I have an existing application that uses AES-256-CBC for encrypting data blocks, and HMAC-SHA-256 on the plaintext for eliminating duplicate data blocks.
For performance reasons, I would like to move to AES-256-CCM and using the resulting authentication tag instead of the SHA-256 .
However, this algorithm is designed to generate a 128 bit tag. This is more prone to hash collisions than HMAC-SHA-256. 128 bits doesn't seem to be sufficiently future proof to ensure collision safety for a system potentially storing enormous numbers of blocks.
Is there a way to extend the tags of AES-256-CCM or AES-256-GCM to have 256 bits strength?

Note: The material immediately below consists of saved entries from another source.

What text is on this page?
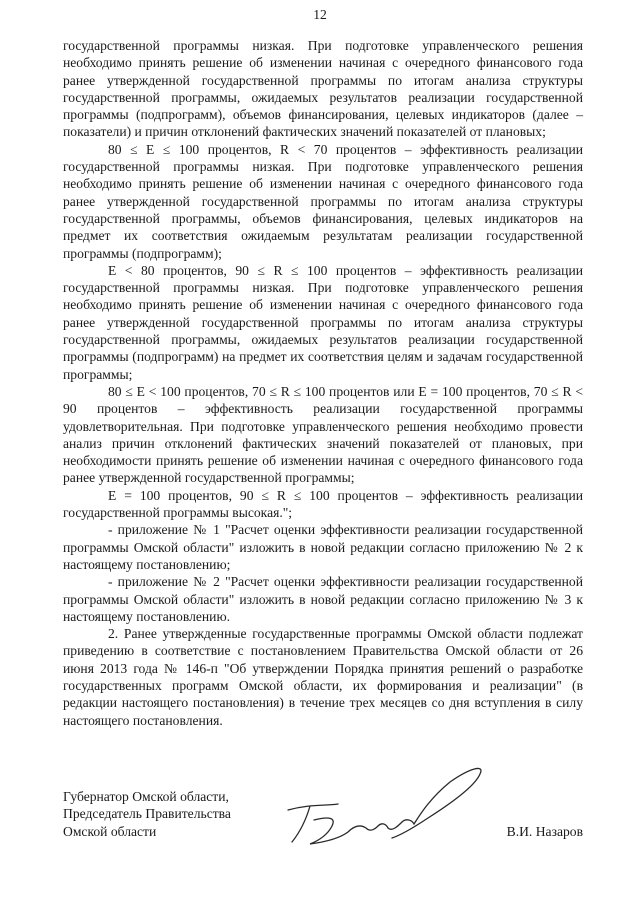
12

государственной программы низкая. При подготовке управленческого решения необходимо принять решение об изменении начиная с очередного финансового года ранее утвержденной государственной программы по итогам анализа структуры государственной программы, ожидаемых результатов реализации государственной программы (подпрограмм), объемов финансирования, целевых индикаторов (далее – показатели) и причин отклонений фактических значений показателей от плановых;

80 ≤ E ≤ 100 процентов, R < 70 процентов – эффективность реализации государственной программы низкая. При подготовке управленческого решения необходимо принять решение об изменении начиная с очередного финансового года ранее утвержденной государственной программы по итогам анализа структуры государственной программы, объемов финансирования, целевых индикаторов на предмет их соответствия ожидаемым результатам реализации государственной программы (подпрограмм);

E < 80 процентов, 90 ≤ R ≤ 100 процентов – эффективность реализации государственной программы низкая. При подготовке управленческого решения необходимо принять решение об изменении начиная с очередного финансового года ранее утвержденной государственной программы по итогам анализа структуры государственной программы, ожидаемых результатов реализации государственной программы (подпрограмм) на предмет их соответствия целям и задачам государственной программы;

80 ≤ E < 100 процентов, 70 ≤ R ≤ 100 процентов или E = 100 процентов, 70 ≤ R < 90 процентов – эффективность реализации государственной программы удовлетворительная. При подготовке управленческого решения необходимо провести анализ причин отклонений фактических значений показателей от плановых, при необходимости принять решение об изменении начиная с очередного финансового года ранее утвержденной государственной программы;

E = 100 процентов, 90 ≤ R ≤ 100 процентов – эффективность реализации государственной программы высокая.";

- приложение № 1 "Расчет оценки эффективности реализации государственной программы Омской области" изложить в новой редакции согласно приложению № 2 к настоящему постановлению;

- приложение № 2 "Расчет оценки эффективности реализации государственной программы Омской области" изложить в новой редакции согласно приложению № 3 к настоящему постановлению.

2. Ранее утвержденные государственные программы Омской области подлежат приведению в соответствие с постановлением Правительства Омской области от 26 июня 2013 года № 146-п "Об утверждении Порядка принятия решений о разработке государственных программ Омской области, их формирования и реализации" (в редакции настоящего постановления) в течение трех месяцев со дня вступления в силу настоящего постановления.

Губернатор Омской области,
Председатель Правительства
Омской области	В.И. Назаров
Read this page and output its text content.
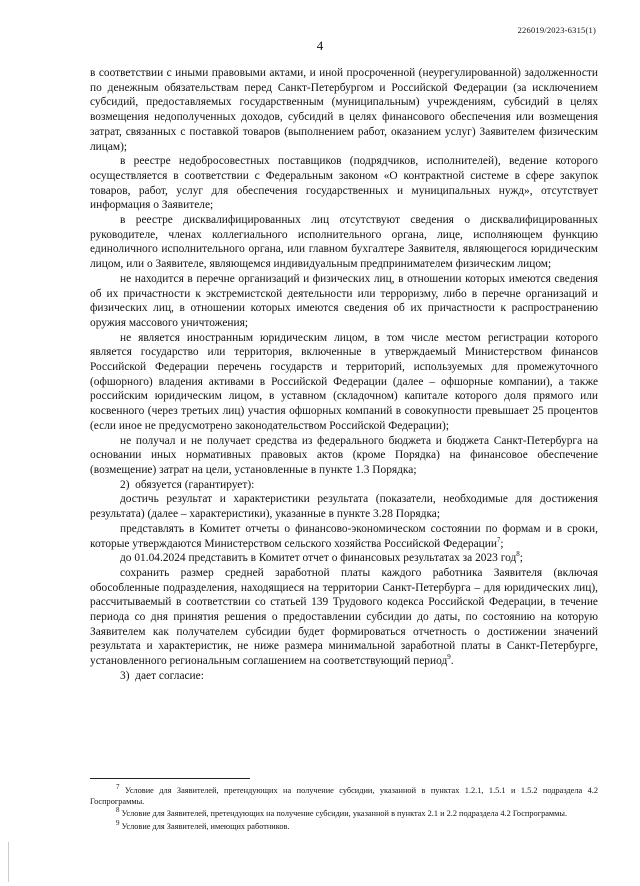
226019/2023-6315(1)
4

в соответствии с иными правовыми актами, и иной просроченной (неурегулированной) задолженности по денежным обязательствам перед Санкт-Петербургом и Российской Федерации (за исключением субсидий, предоставляемых государственным (муниципальным) учреждениям, субсидий в целях возмещения недополученных доходов, субсидий в целях финансового обеспечения или возмещения затрат, связанных с поставкой товаров (выполнением работ, оказанием услуг) Заявителем физическим лицам);

в реестре недобросовестных поставщиков (подрядчиков, исполнителей), ведение которого осуществляется в соответствии с Федеральным законом «О контрактной системе в сфере закупок товаров, работ, услуг для обеспечения государственных и муниципальных нужд», отсутствует информация о Заявителе;

в реестре дисквалифицированных лиц отсутствуют сведения о дисквалифицированных руководителе, членах коллегиального исполнительного органа, лице, исполняющем функцию единоличного исполнительного органа, или главном бухгалтере Заявителя, являющегося юридическим лицом, или о Заявителе, являющемся индивидуальным предпринимателем физическим лицом;

не находится в перечне организаций и физических лиц, в отношении которых имеются сведения об их причастности к экстремистской деятельности или терроризму, либо в перечне организаций и физических лиц, в отношении которых имеются сведения об их причастности к распространению оружия массового уничтожения;

не является иностранным юридическим лицом, в том числе местом регистрации которого является государство или территория, включенные в утверждаемый Министерством финансов Российской Федерации перечень государств и территорий, используемых для промежуточного (офшорного) владения активами в Российской Федерации (далее – офшорные компании), а также российским юридическим лицом, в уставном (складочном) капитале которого доля прямого или косвенного (через третьих лиц) участия офшорных компаний в совокупности превышает 25 процентов (если иное не предусмотрено законодательством Российской Федерации);

не получал и не получает средства из федерального бюджета и бюджета Санкт-Петербурга на основании иных нормативных правовых актов (кроме Порядка) на финансовое обеспечение (возмещение) затрат на цели, установленные в пункте 1.3 Порядка;

2)  обязуется (гарантирует):

достичь результат и характеристики результата (показатели, необходимые для достижения результата) (далее – характеристики), указанные в пункте 3.28 Порядка;

представлять в Комитет отчеты о финансово-экономическом состоянии по формам и в сроки, которые утверждаются Министерством сельского хозяйства Российской Федерации$^7$;

до 01.04.2024 представить в Комитет отчет о финансовых результатах за 2023 год$^8$;

сохранить размер средней заработной платы каждого работника Заявителя (включая обособленные подразделения, находящиеся на территории Санкт-Петербурга – для юридических лиц), рассчитываемый в соответствии со статьей 139 Трудового кодекса Российской Федерации, в течение периода со дня принятия решения о предоставлении субсидии до даты, по состоянию на которую Заявителем как получателем субсидии будет формироваться отчетность о достижении значений результата и характеристик, не ниже размера минимальной заработной платы в Санкт-Петербурге, установленного региональным соглашением на соответствующий период$^9$.

3)  дает согласие:

$^7$ Условие для Заявителей, претендующих на получение субсидии, указанной в пунктах 1.2.1, 1.5.1 и 1.5.2 подраздела 4.2 Госпрограммы.

$^8$ Условие для Заявителей, претендующих на получение субсидии, указанной в пунктах 2.1 и 2.2 подраздела 4.2 Госпрограммы.

$^9$ Условие для Заявителей, имеющих работников.
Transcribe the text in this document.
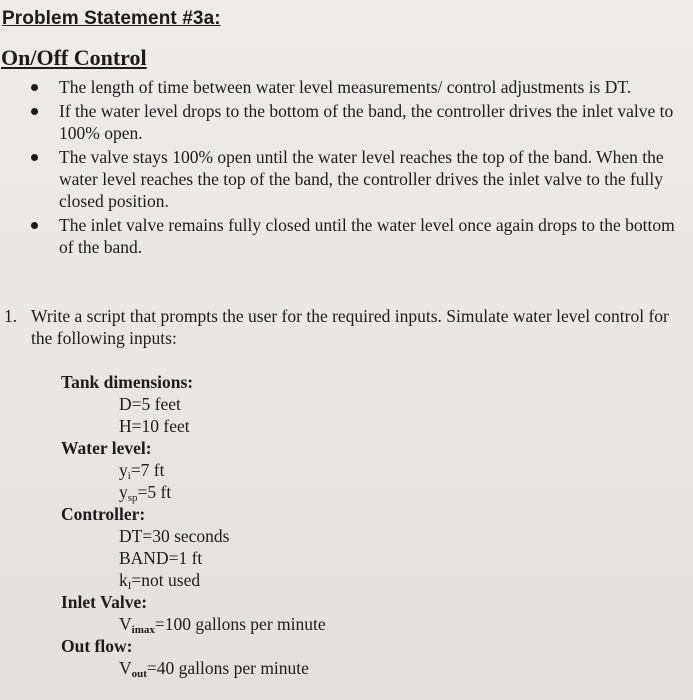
Problem Statement #3a:
On/Off Control
The length of time between water level measurements/ control adjustments is DT.
If the water level drops to the bottom of the band, the controller drives the inlet valve to 100% open.
The valve stays 100% open until the water level reaches the top of the band. When the water level reaches the top of the band, the controller drives the inlet valve to the fully closed position.
The inlet valve remains fully closed until the water level once again drops to the bottom of the band.
1. Write a script that prompts the user for the required inputs. Simulate water level control for the following inputs:
Tank dimensions:
D=5 feet
H=10 feet
Water level:
$y_i=7$ ft
$y_{sp}=5$ ft
Controller:
DT=30 seconds
BAND=1 ft
$k_I=not$ used
Inlet Valve:
Vimax=100 gallons per minute
Out flow:
Vout=40 gallons per minute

Edit: What I'm try to accomplish is to encrypt a set of objects which are eventually stored in Amazon S3 in a content addressed way, that is, the key of the object should be a hash of the plaintext . People with access to my Amazon S3 bucket should not be able to be able to decrypt the data, nor should the scheme allow checking whether a specific known plaintext exists or not in the bucket. That is why the current scheme is HMAC-SHA256 on the plaintext to choose a key for the object, and then encrypting the object using AES-256-CBC with a unique and unpredictable IV.
AES-256-CBC and HMAC-SHA256 are rather slow, and thus I had the idea to use some form of fast authenticated encryption.